Simon Piff, Wakil Presiden Praktik Keamanan, IDC Asia/Pasifik, mengatakan: “InfoBrief IDC ini menggarisbawahi relevansi CISO dan tim keamanan yang berkelanjutan di dunia yang mengutamakan digital. Kami melihat perlunya CISO untuk menyempurnakan dan menyelaraskan strategi mereka dengan masalah C-suite, dan untuk memerangi kompleksitas dan kekurangan sumber daya saat ini dengan mitra keamanan tepercaya yang dapat memberikan keahlian dan wawasan yang sebelumnya tidak dapat dijangkau.”
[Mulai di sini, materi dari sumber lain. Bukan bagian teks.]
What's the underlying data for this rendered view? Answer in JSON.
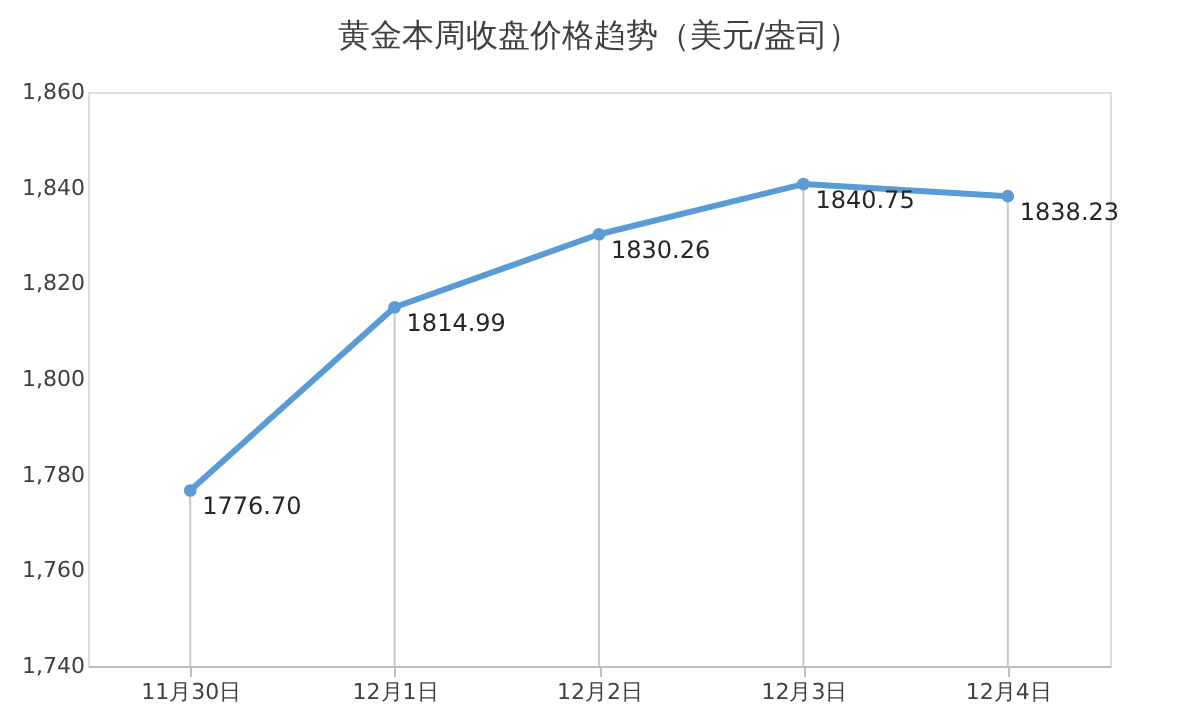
{
  "chart_data": {
    "type": "line",
    "title": "黄金本周收盘价格趋势（美元/盎司）",
    "categories": [
      "11月30日",
      "12月1日",
      "12月2日",
      "12月3日",
      "12月4日"
    ],
    "series": [
      {
        "color": "#5b9bd5",
        "values": [
          1776.7,
          1814.99,
          1830.26,
          1840.75,
          1838.23
        ],
        "value_labels": [
          "1776.70",
          "1814.99",
          "1830.26",
          "1840.75",
          "1838.23"
        ]
      }
    ],
    "ylim": [
      1740,
      1860
    ],
    "yticks": [
      {
        "value": 1740,
        "label": "1,740"
      },
      {
        "value": 1760,
        "label": "1,760"
      },
      {
        "value": 1780,
        "label": "1,780"
      },
      {
        "value": 1800,
        "label": "1,800"
      },
      {
        "value": 1820,
        "label": "1,820"
      },
      {
        "value": 1840,
        "label": "1,840"
      },
      {
        "value": 1860,
        "label": "1,860"
      }
    ],
    "grid": "x",
    "marker": "circle",
    "line_style": "solid"
  }
}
Veteran industri keamanan siber Fortinet memiliki portofolio luas solusi keamanan siber pelengkap yang memungkinkan operasi penyembuhan diri yang efisien dan respons cepat terhadap ancaman yang diketahui dan tidak dikenal. Fortinet Security Fabric-nya menghadirkan keamanan end-to-end holistik untuk organisasi dari semua ukuran untuk memungkinkan visibilitas luas, integrasi tanpa batas, dan otomatisasi di seluruh permukaan serangan digital dan siklus hidup, dengan jaringan dan keamanan yang terkonvergensi di seluruh tepi, cloud, endpoint, dan pengguna.

Laporan IDC InfoBrief: Stop Reacting, Start Strategizing mengacu pada temuan dari berbagai survei IDC baru-baru ini, termasuk Studi CxO Asia/Pasifik IDC, Februari 2021, Survei Keterampilan TI Global IDC, April 2021, dan Kartu Skor Ketahanan Digital Asia/Pasifik IDC, Maret 2021.